D: Quando lavoravo sulla scultura del primo Rinoceronte indiano usavo della polvere di creta che creava una miriade di sfumature e colori sulla superfice delle sculture, ho pensato che lo stesso procedimento potesse essere applicato alla pittura utilizzando la polvere di pigmento.
M: Una delle caratteristiche più singolari e riconoscibili del tuo lavoro è la fisicità con cui affronti la materia.
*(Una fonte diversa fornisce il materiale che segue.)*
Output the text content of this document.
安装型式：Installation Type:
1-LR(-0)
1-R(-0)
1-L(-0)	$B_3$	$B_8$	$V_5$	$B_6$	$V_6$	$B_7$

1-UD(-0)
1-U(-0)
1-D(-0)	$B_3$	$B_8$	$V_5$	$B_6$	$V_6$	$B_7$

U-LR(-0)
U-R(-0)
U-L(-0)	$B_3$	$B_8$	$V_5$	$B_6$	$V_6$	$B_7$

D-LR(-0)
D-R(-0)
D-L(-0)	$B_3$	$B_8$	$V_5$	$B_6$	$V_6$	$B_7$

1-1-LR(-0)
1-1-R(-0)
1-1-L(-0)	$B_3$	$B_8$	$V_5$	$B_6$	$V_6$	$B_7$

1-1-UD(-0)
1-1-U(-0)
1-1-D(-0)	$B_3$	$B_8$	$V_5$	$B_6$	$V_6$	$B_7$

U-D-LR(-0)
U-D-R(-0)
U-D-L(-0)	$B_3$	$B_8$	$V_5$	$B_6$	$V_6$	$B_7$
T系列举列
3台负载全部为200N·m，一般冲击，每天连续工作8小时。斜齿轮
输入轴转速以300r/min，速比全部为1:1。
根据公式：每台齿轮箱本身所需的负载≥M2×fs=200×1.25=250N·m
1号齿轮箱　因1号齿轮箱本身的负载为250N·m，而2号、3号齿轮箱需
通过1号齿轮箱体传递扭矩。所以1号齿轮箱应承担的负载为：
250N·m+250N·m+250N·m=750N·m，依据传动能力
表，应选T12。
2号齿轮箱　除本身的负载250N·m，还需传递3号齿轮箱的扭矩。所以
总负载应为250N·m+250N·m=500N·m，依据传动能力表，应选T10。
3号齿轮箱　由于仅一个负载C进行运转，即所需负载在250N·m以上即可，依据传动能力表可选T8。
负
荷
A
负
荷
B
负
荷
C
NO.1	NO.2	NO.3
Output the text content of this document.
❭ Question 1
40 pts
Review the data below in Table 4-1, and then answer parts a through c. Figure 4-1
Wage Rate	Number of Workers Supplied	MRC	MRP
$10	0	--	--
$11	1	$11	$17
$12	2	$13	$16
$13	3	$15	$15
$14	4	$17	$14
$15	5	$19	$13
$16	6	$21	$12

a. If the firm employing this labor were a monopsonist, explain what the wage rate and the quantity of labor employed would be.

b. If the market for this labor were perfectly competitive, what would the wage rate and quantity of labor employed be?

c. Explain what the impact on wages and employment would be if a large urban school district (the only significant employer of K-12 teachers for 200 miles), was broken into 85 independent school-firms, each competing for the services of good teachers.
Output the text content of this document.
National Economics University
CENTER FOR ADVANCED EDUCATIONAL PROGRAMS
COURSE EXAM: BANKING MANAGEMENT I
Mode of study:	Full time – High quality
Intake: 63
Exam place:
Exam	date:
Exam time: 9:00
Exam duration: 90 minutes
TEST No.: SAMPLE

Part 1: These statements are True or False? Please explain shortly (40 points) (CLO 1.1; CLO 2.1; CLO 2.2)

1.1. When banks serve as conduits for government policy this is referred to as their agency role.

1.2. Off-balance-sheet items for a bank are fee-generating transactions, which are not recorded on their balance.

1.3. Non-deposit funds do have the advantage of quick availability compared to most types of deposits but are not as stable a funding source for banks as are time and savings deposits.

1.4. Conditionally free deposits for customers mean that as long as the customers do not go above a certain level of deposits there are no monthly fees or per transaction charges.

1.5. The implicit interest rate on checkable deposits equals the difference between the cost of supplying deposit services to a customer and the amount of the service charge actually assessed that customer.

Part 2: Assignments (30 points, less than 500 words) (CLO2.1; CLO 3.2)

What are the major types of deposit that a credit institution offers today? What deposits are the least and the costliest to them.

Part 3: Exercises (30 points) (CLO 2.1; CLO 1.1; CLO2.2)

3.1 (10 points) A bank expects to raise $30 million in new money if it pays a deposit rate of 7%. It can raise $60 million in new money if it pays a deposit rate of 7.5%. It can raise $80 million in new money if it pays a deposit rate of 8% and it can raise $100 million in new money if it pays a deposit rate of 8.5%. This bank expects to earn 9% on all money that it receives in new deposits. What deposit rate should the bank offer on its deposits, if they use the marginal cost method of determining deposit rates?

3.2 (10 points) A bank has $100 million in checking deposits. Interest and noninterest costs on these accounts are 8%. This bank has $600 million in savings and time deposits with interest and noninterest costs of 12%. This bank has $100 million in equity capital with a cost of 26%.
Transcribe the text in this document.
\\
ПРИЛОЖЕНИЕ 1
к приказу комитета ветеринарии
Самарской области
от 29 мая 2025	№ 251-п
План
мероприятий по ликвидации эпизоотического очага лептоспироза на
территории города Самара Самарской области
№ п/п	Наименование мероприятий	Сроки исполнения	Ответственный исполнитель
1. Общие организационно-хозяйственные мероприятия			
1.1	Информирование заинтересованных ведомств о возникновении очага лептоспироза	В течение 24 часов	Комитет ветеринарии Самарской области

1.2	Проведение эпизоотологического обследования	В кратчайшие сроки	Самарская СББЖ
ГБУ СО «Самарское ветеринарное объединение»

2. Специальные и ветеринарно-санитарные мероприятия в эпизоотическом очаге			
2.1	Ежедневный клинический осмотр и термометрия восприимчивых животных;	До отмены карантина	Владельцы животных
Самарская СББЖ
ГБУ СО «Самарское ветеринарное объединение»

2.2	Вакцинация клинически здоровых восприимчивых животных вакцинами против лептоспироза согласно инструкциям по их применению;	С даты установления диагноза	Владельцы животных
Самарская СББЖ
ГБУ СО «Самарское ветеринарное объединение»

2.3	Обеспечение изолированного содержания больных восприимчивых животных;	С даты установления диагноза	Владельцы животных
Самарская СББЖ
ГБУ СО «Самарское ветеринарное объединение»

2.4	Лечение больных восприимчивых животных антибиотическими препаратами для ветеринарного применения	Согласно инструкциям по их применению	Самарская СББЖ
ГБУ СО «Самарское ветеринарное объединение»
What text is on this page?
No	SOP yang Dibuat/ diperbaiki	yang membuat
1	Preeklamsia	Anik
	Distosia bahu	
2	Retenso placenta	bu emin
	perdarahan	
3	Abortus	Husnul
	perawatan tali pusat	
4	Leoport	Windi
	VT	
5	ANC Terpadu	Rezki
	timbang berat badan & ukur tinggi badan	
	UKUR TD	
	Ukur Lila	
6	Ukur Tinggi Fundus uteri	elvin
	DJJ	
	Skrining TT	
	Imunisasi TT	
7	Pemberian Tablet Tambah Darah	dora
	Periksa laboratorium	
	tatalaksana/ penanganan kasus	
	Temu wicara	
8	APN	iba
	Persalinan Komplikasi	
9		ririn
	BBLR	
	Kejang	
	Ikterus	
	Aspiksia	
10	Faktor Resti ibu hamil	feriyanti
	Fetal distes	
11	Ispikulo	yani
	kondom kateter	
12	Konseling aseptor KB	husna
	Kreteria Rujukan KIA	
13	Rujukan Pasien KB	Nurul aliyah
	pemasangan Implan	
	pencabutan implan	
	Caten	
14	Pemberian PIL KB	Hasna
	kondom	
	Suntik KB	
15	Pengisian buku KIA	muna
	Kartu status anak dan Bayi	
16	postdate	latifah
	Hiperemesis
D: Si, quando scolpisco lancio la creta, allo stesso modo lancio il colore. Il mio modo di lavorare è molto istintivo e solitamente ragiono per masse e volumi. Anche gli strumenti che uso sono spesso strumenti della scultura, per realizzare gli asparagi e pomodori adopero stampi in gomma, mischio il colore ad olio con lo stesso miscelatore con cui ammorbidisco la creta. Mi è capitato addirittura di utilizzare il flessibile per levigare delle superfici di pittura indurite. Un altro elemento che mi interessa molto, e che ha a che fare con la scultura come oggetto tridimensionale, è la gravità. Mi interessa la gravità della massa pittorica e la gravità dei soggetti che ritraggo. Il vegetale che germoglia tende verso l’alto mentre l’animale, verso il basso. Così in questa mostra ci sono delle forze che si oppongono. Mi aveva interessato il tema del vegetale coltivato per l’alimentazione perché mi sembrava un argomento fortemente legato alla sopravvivenza dell’uomo e, allo stesso tempo, sono affascinato dalla meraviglia di veder germogliare un asparago o un fiore di zucchino. Invece, per gli animali dipinti, come poi anche per quelli modellati, parto interessandomi unicamente alla figura; solo in un secondo momento posiziono le sculture nel paesaggio. Ho iniziato a lavorare sugli sfondi solo dopo diversi anni, cercando questo rapporto così fondamentale nella storia della pittura tra figura e sfondo. Capita naturalmente per me di creare animali che appaiono sospesi, o in salto. In uno spazio circoscritto che non è in alcun modo definito prospetticamente e diventa materia più o meno eterea.
M: Credo sia per questa ragione che la mostra appare coesa. Gli animali non sembrano fuori luogo di fianco alla tua pittura ‘vegetale’. È come se i tuoi piccoli ‘orti’ colmassero il vuoto dato dall’astrazione dello sfondo.
D: Si, può essere.
M: Tu spesso ti riferisci alle tue opere scultoree come ritratti di animali veri, che hai incontrato in cattività e fotografato tu stesso per poi riprodurli tridimensionalmente, lo stesso vale per i quadri?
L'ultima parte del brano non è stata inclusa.